Oh that so does not sit well with me. But a good friend reminds me that maybe that’s the point; maybe this is a long term play for my strength of character not a short term game for my own convenience! Ahhhh…it’s hard to swallow but maybe I need that.

So here’s the situation: the workplace I was working in when I got sick doesn’t have any obligation to me, to rehabilitate me. I was working there on a one year contract when I got sick at the half way point, and wasn’t able to return to work for any more than two mornings a week in the last 6 weeks of the contract. And that was just a desperate scramble to try to be okay enough to stay on there. I was utterly unable physically, and not even slightly ready mentally to apply for a new full time contract, the only way that I could’ve stayed on. So the contract, and with it, the obligation, ended and I went back to bed. Not what I wanted, but I couldn’t do anything about it; I just wasn’t in a state to change things. It was what it was.

So then, after another 9 months at home, I started back at work with a short term contract at the next place that would take me. They also have no obligation to me, other than to offer the same support that they would offer any other employee. They took me on when I was returning to work; they knew that, and made some allowance. But it’s not their fault, not their duty. No special exemption or workplace mentors; no keeping a place for  while me while I convalesce and struggle to get back into the swing of things. You have to compete with every other well person and that’s just how it is. And when it’s over, it’s over!

Done                     3rd May 2016

I’m overwhelmed, I’m in dismay,

The job I had, the work, the pay

It did me good, it helped me stay

Above the blue line, come what may.

 

Now it’s over, my sad reply,

Tears of hurt and loss I cry,

Feeling useless, have to sigh

For fear of dark days once again nigh.

 

It did me good, it kept me busy,

Filled my days and weeks, and nearly

Convinced me that I was now surely

“Better”, “fixed”; was I silly?

 

Silly to be believe in “health” so easily,

Of usefulness, I thought sincerely

That all was good, I did feel truly

That this was it, “I’m better, really”.

 

The routine and the structure, see,

Work and occupation the key,

Helped me build life, ABC,

From sickness to health; 1, 2, 3!.

 

I got me carried away, and planned

To stay and work, but now that’s canned!

“I have no hours for you ma’am”,

It’s over; nothing to be gained.

 

You’re done here!

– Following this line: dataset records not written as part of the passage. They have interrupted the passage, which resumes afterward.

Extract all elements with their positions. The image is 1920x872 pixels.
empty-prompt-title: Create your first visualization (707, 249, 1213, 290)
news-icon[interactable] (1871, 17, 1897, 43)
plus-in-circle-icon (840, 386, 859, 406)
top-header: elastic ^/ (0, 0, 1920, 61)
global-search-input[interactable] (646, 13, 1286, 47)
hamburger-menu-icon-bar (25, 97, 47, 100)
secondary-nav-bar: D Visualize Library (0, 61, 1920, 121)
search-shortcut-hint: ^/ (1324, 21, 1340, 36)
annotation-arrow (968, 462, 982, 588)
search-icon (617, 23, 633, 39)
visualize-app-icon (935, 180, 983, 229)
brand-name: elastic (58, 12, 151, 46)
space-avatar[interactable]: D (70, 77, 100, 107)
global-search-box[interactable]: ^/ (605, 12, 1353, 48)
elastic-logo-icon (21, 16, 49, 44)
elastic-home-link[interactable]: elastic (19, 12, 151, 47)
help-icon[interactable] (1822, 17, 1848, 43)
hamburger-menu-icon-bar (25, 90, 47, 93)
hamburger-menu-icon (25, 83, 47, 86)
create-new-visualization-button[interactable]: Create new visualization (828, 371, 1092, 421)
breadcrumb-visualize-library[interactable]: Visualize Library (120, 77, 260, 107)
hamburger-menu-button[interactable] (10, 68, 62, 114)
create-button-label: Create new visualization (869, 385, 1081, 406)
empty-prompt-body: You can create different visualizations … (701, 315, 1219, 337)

Well it hit me hard,

I did not see it coming, barred

From that which made my life less marred,

It feels unfair, am I so tarred?

 

By that which has my brain entangled,

Bipolar, why have you now mangled

This, above all else was dangled

Hope, that by work I’d disentangle.

 

Please let me stay, I love it here,

The colleagues; the task; the jolly cheer,

And to my home it is so near,

Please let me stay, just anywhere.

 

I’ll type the scripts, talk on the phone,

Check the work that others have done,

I’ll smile, be nice, work with anyone,

Please, please, please don’t say I’m done!